I think it is actually mutually exclusive to maintain backward compatibility, and adhere to standards, if the backward versions are not standards compliant. So I’d prioritize being compliant, avoiding backward incompatibility going forward, and attempt to minimize the cost of migration. If there is sufficient reason to support the existing standard, maybe there is a reason to do that, but maybe it’s more properly SALI’s job.
Modularity makes a lot of sense, as does SKOS for the taxonomic elements, potentially. But I would need to dig into LMSS and other resources further to have an opinion on whether the right place to start is carving part of LMSS out, or of there are more fundamental pieces missing.
I am reminded that the government of Canada last year released it’s first enterprise-wide data standard, and it was for provincial and territorial abbreviations. Thirteen lines of code, give or take. Almost absurd in how small it is. But also exactly the right place to start.
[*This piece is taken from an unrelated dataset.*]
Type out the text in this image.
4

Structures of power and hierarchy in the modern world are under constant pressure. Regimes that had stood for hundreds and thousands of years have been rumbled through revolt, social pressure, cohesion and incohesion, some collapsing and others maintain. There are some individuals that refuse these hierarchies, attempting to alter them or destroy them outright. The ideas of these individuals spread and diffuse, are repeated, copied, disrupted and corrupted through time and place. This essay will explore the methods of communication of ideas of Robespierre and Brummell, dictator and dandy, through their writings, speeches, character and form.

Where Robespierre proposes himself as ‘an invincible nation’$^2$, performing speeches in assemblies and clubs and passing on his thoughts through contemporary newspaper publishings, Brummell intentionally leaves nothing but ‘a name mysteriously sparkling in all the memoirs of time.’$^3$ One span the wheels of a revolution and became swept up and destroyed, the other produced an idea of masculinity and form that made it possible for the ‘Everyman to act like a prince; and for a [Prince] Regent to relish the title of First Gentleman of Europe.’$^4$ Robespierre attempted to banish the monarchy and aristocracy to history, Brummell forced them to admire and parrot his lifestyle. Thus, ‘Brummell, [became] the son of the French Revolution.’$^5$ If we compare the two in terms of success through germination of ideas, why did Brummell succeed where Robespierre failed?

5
I would actually discount the value of a collaborative editing UI. The point of something like this is that it should get used once it exists. If it’s not used, how easy it was to edit doesn’t matter.
I would focus very hard on what people are or could be using it for, and the standards that will support those uses. Then, you will know what technologies will support those standards, and you can decide how easy it can be made to collaborate using those standards. But if making it easier to use makes it harder to edit, it should be harder to edit.
I am a fan of ontologies (and to a lesser extent, taxonomies), and I think they may have a role to play as a source of truth for standards, but I don’t think that OWL or SKOS files should be the only or primary “product.” As a general rule a CSV file is more useful. To the extent that being more useful is inconsistent with backward compatibility, I would prioritize usefulness, too.